Some people go to the opposite extreme, and they pour their whole identity into another person, as if this is an extension of themselves. Not living in the center of your being carries huge risks because your own strengths are not being revealed, and your own problems are not being exposed, which would cause you and your circumstances to evolve. Some people cling to relationships, or they get obsessed with one person or grasp at relationships with many people. And this is every bit as deadening to their souls as having no one — in fact it’s probably worse.

Nothing can derail your life so dramatically as sexual relationships with people who don’t care about you. For women in particular, sex bonds us to others, whether we love them or even like them. I know there are exceptions to this rule, but I would not really hold up sex-with-no-strings as anything you would want to try in order to become happier and better regulated.

Romantic and sexual drama can dysregulate you as surely as violence can. Other people may be able to have casual sex but for those struggling to regulate, I don’t recommend it. Trusting, intimate relationships take time. So if you’re hooking up with people or getting together with them in a rush, or impulsively, in the name of having fun, or just to fill your weekend nights until the right person comes along — you are in for a world of struggle.

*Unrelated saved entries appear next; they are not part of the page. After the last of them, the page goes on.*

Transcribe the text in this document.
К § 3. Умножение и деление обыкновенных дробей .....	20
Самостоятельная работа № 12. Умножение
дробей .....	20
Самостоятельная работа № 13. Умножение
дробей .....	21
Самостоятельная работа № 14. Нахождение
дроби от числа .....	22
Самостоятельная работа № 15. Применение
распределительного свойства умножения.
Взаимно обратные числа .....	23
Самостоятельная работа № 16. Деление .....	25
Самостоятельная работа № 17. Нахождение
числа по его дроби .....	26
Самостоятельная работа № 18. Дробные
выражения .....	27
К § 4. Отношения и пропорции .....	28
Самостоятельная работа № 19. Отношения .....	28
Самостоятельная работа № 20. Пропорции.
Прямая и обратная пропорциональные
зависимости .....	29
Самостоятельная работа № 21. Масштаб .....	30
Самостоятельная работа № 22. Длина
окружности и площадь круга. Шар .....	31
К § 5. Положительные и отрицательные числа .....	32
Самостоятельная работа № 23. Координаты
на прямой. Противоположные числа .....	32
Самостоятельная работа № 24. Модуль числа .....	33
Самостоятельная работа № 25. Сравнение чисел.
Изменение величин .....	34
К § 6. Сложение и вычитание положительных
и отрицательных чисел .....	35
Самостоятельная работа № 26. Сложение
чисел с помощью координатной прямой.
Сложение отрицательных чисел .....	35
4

So, if you are single and you experience a lot of loneliness, one good and re-regulating thing you can do is to participate. Participate in your neighborhood, in your work life, in 12-step groups, in family get togethers where you can be supportive of others. Practice love by being loving to others in little ways.

If you’re having trouble getting that started, here’s a first step: Each day, find two people you can talk to — in the line at the store, out on the sidewalk, or on the phone, and contact them just to express something positive and supportive for them. Don’t talk about yourself in this conversation. Just show up for another person. I guarantee you, if you do this twice a day, things will shift. You will grow in your capacity to love, which can’t help but lead to more connection, and in time, you will find that love is shining right back at you.